The district’s Director of Summer Learning, Kevin Wojtkiewicz, said that as of April 28, about 500 families district wide registered for free courses, and at the high school level, 210 students have taken advantage of the offer.
“This is an opportunity for us to use some of the surplus money that we have to give our students a leg up or bridge any gaps that might have occurred over the last year,” Executive Director of Communications Sinikka Mondini said.
Each student is allotted a maximum of $180 for K-8 summer courses and $210 for high school courses. Students cannot apply the money to drivers’ education or any of the district’s “after school programs,” like science camps or band camps.
Registration for summer school opened on March 3. According to Tom Gebbie, Assistant Director of High School Summer Learning, who also teaches math at Naperville Central, 685 high school students enrolled in summer school in 2019, 943 in 2020 and as of April 28, 2021, 687 students have enrolled.
“During the summer [of 2020], we saw a lot of families interested in continuing their learning,” Gebbie said. “This year… it’s more of a gradual process, [and] our registration process has been delayed substantially in comparison to previous years.”
It’s possible that as restrictions ease over the summer and more families pursue other summer plans, enrollment will decrease compared to last year.
“Last year, online summer learning was pretty much the only thing people could do with everything being closed,” Wojtkiewicz said. “Now, with some things opening up, there may be some fluctuation in registration, especially at the high school level.”
For other students, the uncertainty this summer brings paired with the district’s free summer course offer strong incentives to take courses over the summer.
“I knew I wanted to take consumer economics during summer school,” sophomore Darby Elo said. “This year, because we’re in a pandemic, it seemed like the perfect time to do it because we don’t know yet what things are going to be open.”
Learning during the 2021 summer term will use the same virtual and in-person blend as the 2020-2021 school year has. Teachers can receive additional training to further adapt to this style of instruction.
“[Educators] were able to take an online teaching class before  summer school started to bolster their skills,” Gebbie said. “This summer, we have offered that class… again to better engage those online students.”
Summer classes that traditionally ran completely online will continue to do so.
“U.S. History, American Government and Consumer Economics have always been offered completely virtually,” Gebbie said.
Gebbie also pointed to some non-core classes that students can look to take as summer courses.

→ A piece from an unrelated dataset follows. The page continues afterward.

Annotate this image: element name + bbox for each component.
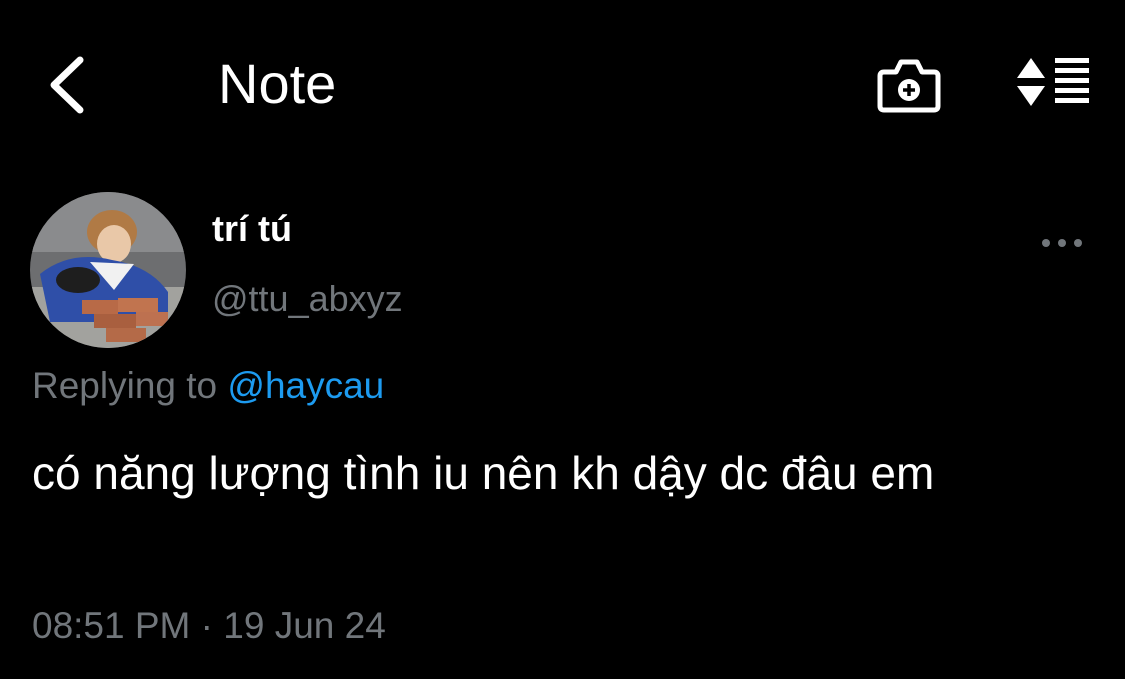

“We have an AP studio art class we’re trying to run,” he said. “We have [an Illinois] Global Scholars one that’s new this year. Last year and this year we’re going to [run an] SAT prep class. It’s a no credit class. It’s becoming pretty popular.”
Students can take a maximum of 2.0 credits worth of classes over the summer. Registration is due on June 10 at 4 p.m. for first semester classes, and July 1 for all second semester classes. The deadline to request transportation for summer school is June 1. First semester summer classes start June 21.